В груди у Хинда вспыхнула искра надежды. А что, если… И он, тихо радуясь, полез на колосники — думать.
А в каморе все стучал и стучал ткацкий стан.
Теперь он как-то особенно отдавался у Хинда в душе. Будто стук каблука, пробивающего лед.
Когда же наконец этот лед души тронется?
Он с тоской глядел в закоптелый потолок.
БУНТ
С юрьева дня на хуторе помимо Яака стали работать Ааду Кригуль с женой из Алатаре и девица по имени Элл, которую Хинд выговорил себе на лето, правда, с небольшими сомнениями, потому что ходили слухи, будто бы она нечиста на руку. Хинд не верил всяким деревенским сплетням: уж так повелось, что чем беднее человек, тем дурнее о нем слава.
Все, за что бы он теперь ни брался, приобретало в его глазах особенное значение. Может, даже чересчур. Это страшило и радовало одновременно. Страшила боязнь, что не справится. Радовали весна и искра надежды. И откуда она только взялась?
Между тем настало время весенних работ. Из Германии, невиданное дело, в мызу привезли новые плуги. В них и запрягли барщинников. Изголодавшиеся лошаденки еле ноги переставляли.
Яак отбыл на пахоте один день, вернулся вечером с мызы домой и, не проронив ни звука, завалился на койку.
Утром он не вставал, как его ни будил хозяин.
Хинда заело. Он сдернул с батрака овчинную шубу и заорал
— Пора на работу идти!
Яак и ухом не повел, знай сопел дальше.
— Может, он захворал,— предположила Паабу.— Вчера даже к еде не притронулся.
— Притворство одно, а не болезнь, — процедил Хинд сквозь зубы и приподнял койку, чтобы стряхнуть Яака с постели.
Батрак уцепился за край.
— Дай поспать,— прорычал он.
— Ах, поспать! А кто на работу пойдет?!
— Сам пойдешь! — и Яак повернулся к нему спиной.

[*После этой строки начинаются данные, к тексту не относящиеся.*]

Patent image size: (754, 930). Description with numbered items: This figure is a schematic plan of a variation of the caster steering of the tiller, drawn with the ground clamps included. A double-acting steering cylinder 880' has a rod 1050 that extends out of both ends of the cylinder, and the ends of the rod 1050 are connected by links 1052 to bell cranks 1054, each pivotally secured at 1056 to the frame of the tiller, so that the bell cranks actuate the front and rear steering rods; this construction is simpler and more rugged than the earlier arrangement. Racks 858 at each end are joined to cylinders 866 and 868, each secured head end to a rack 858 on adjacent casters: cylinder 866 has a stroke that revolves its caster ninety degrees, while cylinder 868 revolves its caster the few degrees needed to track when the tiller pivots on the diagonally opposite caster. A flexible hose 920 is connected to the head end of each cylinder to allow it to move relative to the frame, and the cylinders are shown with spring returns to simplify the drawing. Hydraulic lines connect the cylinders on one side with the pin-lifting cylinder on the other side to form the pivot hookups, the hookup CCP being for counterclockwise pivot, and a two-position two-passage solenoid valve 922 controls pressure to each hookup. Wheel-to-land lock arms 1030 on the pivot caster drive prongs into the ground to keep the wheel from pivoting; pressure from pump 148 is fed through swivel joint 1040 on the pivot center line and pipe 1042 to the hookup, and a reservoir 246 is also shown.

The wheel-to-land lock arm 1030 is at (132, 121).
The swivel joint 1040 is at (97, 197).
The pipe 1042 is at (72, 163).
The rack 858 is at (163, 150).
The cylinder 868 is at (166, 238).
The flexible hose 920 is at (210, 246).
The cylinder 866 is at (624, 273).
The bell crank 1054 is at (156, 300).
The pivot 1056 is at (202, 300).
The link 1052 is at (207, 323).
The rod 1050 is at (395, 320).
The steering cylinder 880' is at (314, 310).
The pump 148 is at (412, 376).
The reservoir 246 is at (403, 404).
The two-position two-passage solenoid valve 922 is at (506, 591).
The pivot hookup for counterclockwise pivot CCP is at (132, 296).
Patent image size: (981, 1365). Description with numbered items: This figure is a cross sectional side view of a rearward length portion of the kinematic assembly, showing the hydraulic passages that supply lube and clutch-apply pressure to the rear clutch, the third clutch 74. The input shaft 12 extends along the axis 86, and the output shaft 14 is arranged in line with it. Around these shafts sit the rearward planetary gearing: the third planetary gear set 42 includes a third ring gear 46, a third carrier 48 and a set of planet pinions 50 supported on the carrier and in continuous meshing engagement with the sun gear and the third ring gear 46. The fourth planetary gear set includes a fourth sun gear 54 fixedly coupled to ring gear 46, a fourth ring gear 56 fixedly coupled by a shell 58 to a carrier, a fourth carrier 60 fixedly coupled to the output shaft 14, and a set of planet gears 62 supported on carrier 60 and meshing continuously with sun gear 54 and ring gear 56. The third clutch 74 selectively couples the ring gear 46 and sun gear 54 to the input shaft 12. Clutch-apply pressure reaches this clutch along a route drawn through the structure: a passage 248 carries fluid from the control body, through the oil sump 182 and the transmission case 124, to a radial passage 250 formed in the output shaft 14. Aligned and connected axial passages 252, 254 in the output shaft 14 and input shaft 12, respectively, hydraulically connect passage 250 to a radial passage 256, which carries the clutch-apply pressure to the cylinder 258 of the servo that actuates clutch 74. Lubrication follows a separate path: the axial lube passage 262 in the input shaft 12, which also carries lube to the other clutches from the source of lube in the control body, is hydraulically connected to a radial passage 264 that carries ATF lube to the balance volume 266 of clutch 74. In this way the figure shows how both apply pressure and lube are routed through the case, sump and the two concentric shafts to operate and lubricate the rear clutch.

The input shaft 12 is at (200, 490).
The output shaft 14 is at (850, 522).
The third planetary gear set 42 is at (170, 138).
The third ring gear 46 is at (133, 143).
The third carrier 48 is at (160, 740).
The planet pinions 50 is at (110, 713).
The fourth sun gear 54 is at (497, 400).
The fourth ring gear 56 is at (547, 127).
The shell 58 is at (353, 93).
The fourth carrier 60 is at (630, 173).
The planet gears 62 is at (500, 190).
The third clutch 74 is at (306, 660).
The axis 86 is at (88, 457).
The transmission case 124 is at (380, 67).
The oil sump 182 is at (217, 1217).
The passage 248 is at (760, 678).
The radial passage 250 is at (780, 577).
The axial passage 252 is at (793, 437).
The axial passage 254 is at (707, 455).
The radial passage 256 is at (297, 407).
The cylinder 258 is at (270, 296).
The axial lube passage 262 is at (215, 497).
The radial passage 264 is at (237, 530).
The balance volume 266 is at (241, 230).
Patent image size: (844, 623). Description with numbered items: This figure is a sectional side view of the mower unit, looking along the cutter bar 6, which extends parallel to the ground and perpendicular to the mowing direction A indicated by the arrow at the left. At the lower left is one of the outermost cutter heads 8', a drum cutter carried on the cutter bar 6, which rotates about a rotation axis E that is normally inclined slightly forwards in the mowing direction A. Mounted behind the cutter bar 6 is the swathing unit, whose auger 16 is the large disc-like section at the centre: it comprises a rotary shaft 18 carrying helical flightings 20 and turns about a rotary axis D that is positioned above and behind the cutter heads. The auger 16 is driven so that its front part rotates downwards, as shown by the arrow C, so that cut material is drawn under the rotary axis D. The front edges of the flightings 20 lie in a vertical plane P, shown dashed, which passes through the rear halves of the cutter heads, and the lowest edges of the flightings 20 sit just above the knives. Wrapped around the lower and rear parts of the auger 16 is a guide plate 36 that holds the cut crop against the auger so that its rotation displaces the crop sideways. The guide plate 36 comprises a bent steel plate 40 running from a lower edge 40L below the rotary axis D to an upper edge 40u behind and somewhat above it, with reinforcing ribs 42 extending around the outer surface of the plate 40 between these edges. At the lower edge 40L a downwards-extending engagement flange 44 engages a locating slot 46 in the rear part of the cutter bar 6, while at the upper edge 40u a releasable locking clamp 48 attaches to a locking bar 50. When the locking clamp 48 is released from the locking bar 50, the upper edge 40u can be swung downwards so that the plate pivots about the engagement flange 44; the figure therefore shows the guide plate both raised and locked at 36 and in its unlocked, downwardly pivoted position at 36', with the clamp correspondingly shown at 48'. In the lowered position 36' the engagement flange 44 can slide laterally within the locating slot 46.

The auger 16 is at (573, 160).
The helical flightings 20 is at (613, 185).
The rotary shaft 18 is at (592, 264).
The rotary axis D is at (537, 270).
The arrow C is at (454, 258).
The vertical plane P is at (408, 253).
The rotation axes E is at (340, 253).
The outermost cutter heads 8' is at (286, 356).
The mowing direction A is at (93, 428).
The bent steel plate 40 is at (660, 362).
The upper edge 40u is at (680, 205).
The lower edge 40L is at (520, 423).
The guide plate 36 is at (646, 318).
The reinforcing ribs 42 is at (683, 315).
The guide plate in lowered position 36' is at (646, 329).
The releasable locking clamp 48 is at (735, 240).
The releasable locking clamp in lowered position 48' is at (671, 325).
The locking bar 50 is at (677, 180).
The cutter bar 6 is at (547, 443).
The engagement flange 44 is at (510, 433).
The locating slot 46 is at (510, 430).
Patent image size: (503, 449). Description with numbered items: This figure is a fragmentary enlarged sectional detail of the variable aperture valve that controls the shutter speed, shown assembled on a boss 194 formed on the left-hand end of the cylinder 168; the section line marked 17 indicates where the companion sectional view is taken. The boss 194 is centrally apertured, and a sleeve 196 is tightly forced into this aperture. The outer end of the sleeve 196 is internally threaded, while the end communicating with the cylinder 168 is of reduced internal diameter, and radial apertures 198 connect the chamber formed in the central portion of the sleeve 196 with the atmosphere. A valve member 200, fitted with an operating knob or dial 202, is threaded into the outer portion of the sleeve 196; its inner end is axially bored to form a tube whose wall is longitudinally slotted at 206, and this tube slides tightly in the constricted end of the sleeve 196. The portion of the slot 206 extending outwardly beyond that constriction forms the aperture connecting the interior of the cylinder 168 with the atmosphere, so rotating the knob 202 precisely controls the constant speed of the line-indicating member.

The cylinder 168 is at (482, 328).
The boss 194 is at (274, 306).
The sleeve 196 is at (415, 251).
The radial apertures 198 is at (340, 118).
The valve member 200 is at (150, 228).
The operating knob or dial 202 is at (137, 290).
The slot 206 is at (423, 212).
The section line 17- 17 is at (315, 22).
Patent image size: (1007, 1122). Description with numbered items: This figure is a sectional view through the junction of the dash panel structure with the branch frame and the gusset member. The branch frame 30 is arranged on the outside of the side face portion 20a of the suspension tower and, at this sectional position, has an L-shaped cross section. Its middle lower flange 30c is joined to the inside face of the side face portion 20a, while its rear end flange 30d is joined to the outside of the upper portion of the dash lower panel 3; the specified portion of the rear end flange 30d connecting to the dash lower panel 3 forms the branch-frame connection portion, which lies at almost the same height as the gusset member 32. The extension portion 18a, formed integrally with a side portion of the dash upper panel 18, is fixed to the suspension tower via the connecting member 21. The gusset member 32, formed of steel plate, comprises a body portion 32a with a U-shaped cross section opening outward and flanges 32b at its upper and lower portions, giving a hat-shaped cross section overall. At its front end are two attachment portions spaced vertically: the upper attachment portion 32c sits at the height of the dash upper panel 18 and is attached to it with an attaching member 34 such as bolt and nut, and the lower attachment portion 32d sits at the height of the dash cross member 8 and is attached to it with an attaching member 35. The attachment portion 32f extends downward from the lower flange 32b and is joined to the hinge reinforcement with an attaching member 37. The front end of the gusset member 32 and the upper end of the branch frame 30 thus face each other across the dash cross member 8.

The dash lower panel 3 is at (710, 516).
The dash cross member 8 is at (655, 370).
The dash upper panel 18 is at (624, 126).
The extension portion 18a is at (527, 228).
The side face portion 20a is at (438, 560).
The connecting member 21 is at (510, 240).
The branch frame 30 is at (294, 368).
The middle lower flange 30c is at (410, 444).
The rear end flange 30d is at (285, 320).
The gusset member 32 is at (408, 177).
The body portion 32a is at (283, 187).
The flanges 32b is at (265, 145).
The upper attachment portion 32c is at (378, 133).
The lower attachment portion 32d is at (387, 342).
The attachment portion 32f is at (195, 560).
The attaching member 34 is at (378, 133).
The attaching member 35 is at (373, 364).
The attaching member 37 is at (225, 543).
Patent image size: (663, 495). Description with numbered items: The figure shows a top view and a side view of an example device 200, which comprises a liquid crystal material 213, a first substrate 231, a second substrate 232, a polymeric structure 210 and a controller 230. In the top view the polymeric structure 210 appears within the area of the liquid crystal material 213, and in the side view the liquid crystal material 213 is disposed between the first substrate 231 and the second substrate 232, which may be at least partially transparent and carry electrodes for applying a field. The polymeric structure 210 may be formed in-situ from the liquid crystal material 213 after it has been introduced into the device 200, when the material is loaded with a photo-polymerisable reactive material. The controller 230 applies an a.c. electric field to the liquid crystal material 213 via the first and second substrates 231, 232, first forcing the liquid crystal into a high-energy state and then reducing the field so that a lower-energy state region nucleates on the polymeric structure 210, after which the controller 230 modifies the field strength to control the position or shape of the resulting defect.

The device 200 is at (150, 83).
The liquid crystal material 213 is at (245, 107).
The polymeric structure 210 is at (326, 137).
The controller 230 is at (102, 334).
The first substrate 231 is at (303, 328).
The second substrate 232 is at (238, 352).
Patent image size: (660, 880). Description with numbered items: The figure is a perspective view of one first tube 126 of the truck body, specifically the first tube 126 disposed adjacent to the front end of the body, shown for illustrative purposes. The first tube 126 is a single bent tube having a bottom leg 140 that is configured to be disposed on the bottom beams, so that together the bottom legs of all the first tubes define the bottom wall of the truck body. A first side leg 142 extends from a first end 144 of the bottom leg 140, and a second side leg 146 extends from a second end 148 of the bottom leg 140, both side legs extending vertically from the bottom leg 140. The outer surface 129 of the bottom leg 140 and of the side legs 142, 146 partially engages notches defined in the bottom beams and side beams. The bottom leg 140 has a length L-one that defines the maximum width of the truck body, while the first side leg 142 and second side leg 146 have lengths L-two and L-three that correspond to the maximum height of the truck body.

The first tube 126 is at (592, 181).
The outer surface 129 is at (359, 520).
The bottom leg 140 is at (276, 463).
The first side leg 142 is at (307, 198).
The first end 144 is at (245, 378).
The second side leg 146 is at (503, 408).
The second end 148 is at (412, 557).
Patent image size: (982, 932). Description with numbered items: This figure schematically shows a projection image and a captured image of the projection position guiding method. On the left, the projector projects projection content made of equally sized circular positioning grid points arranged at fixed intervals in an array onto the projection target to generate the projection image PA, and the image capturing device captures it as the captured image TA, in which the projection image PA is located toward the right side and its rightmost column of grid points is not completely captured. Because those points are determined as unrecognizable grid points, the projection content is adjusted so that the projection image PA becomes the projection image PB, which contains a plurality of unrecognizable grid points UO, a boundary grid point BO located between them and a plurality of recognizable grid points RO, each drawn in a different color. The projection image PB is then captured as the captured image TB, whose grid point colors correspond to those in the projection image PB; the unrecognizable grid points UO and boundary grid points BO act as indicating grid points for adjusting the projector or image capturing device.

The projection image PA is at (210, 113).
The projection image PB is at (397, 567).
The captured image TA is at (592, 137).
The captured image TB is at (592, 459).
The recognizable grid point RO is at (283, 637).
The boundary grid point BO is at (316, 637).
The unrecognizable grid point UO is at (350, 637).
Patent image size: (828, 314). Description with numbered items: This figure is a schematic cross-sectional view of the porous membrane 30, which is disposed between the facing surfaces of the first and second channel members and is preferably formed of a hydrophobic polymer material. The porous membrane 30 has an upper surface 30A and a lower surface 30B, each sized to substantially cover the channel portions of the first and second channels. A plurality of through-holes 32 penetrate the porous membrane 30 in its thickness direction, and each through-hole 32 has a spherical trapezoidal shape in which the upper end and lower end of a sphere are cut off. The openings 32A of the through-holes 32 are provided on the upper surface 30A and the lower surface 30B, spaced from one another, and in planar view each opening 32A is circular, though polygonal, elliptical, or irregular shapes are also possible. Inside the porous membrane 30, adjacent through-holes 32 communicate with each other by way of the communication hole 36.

В глазах хозяина вспыхнула ярость. Он схватил батрака и попытался поднять его силой. Но Яак, поглядывая из-под
приспущенных ресниц, расслабился, и тяжелое тело выскользнуло у Хинда из рук.
Хозяин бился с ним долгое время. Но, так ничего и не добившись, оставил батрака в покое.
И, стиснув зубы, сам отправился с лошадьми на мызу.
Какой же он хозяин, если трудовое воинство его не слушается! Суд присудил Яаку выплатить пять рублей за Лаук, Хинд в знак примирения сшил батраку шубу. Ведь у Яака гоже жизнь не легкая, из года в год одно и то же.
Но то, что он выкинул сегодня, просто бунт.
И что самое страшное, батрак превосходил его силой, это было ясно уже тогда, на масленицу, когда Паабу уехала в церковь и они с Яаком остались вдвоем.
Может, все же надо было отказать Яаку в юрьев день? Но ведь работники на дороге не валяются. До сих пор Яак исправно выполнял все заданные ему работы, хотя хорошим работником его не назовешь.